Force est de constater que notre pays a vu durant les dernières décennies ce qu’on appelle le récit national – non pas se liquéfier – mais disparaître. Ceci au profit d’une remise en cause systématique de notre histoire et de nos fondamentaux français. Et en contradiction avec les discours officiels, moralisateurs, politiques et soi-disant humanistes visant à faire de l’Ecole le socle commun salvateur de notre France.

Pour se donner bonne conscience, les gouvernants s’emploient à éteindre l’incendie dans la maison avec des brumisateurs !

L’Education et la culture portent en elles tous les maux de notre société, de leur société, livrées qu’elles sont aux dogmatismes et à des enjeux qui dépassent l’entendement. Elles devraient réparer toutes leurs erreurs.

Notre système éducatif, tout est d’ailleurs contradictoire dans cette dénomination, doit impérativement se recentrer sur la vraie et unique fonction qui est la sienne : donner à chaque enfant, à chaque jeune, les mêmes acquis année après année.
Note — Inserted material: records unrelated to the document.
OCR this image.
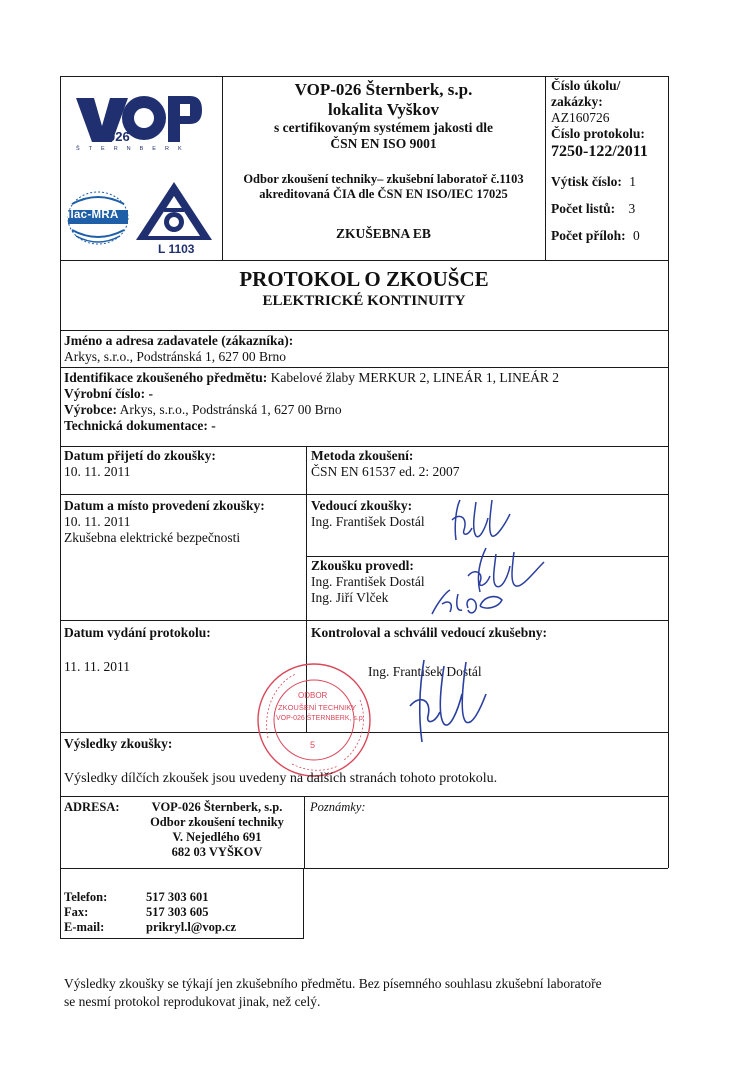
026
ŠTERNBERK
ilac-MRA
L 1103
VOP-026 Šternberk, s.p.
lokalita Vyškov
s certifikovaným systémem jakosti dle
ČSN EN ISO 9001
Odbor zkoušení techniky– zkušební laboratoř č.1103
akreditovaná ČIA dle ČSN EN ISO/IEC 17025
ZKUŠEBNA EB
Číslo úkolu/
zakázky:
AZ160726
Číslo protokolu:
7250-122/2011
Výtisk číslo: 1
Počet listů: 3
Počet příloh: 0
PROTOKOL O ZKOUŠCE
ELEKTRICKÉ KONTINUITY
Jméno a adresa zadavatele (zákazníka):
Arkys, s.r.o., Podstránská 1, 627 00 Brno
Identifikace zkoušeného předmětu: Kabelové žlaby MERKUR 2, LINEÁR 1, LINEÁR 2
Výrobní číslo: -
Výrobce: Arkys, s.r.o., Podstránská 1, 627 00 Brno
Technická dokumentace: -
Datum přijetí do zkoušky:
10. 11. 2011
Metoda zkoušení:
ČSN EN 61537 ed. 2: 2007
Datum a místo provedení zkoušky:
10. 11. 2011
Zkušebna elektrické bezpečnosti
Vedoucí zkoušky:
Ing. František Dostál
Zkoušku provedl:
Ing. František Dostál
Ing. Jiří Vlček
Datum vydání protokolu:
11. 11. 2011
Kontroloval a schválil vedoucí zkušebny:
Ing. František Dostál
ODBOR
ZKOUŠENÍ TECHNIKY
VOP-026 ŠTERNBERK, s.p.
5
Výsledky zkoušky:
Výsledky dílčích zkoušek jsou uvedeny na dalších stranách tohoto protokolu.
ADRESA:	VOP-026 Šternberk, s.p.
Odbor zkoušení techniky
V. Nejedlého 691
682 03 VYŠKOV
Poznámky:
Telefon:
Fax:
E-mail:
517 303 601
517 303 605
prikryl.l@vop.cz
Výsledky zkoušky se týkají jen zkušebního předmětu. Bez písemného souhlasu zkušební laboratoře
se nesmí protokol reprodukovat jinak, než celý.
L’investissement personnel, les capacités, le travail et le respect des valeurs de notre pays faisant le reste et permettant d’aller bien au-delà.

Tout va très vite et chacun doit comprendre que le curseur éducatif s’est déplacé. Les attentes ont radicalement changé et l’Education Nationale s’évertue à courir derrière des avancées qu’elle est incapable de comprendre et d’assimiler. S’il y a un seul mot qu’il faut retenir des réformes destructrices de ces quarante dernières années, c’est le mot  » fondamentaux « .

Ecole, collège et lycée doivent y revenir. On a confondu la diversité des acquis et l’accès à tout pour échouer et arriver à l’acquisition d’un minimum insuffisant et peu fiable comme le prouvent les études et statistiques.

Les enseignants souffrent au quotidien d’un manque de lisibilité des acquis et savoirs pour chaque classe d’âge. Il n’est pas nécessaire d’organiser des formations fumeuses, ennuyeuses et décriées par le monde enseignant pour les convaincre qu’ils sont dans l’erreur. Ces mêmes erreurs, ils essaient de les corriger à chaque heure qui passe, mais à quel prix et avec quels supports pédagogiques ? Comment harmoniser quand les champions de telle ou telle chapelle les harcèlent de nouveautés et voire pire avec des consignes à respecter. Leurs supérieurs hiérarchiques passent d’une chapelle à une autre sans aucune gêne et avec une audace hallucinante.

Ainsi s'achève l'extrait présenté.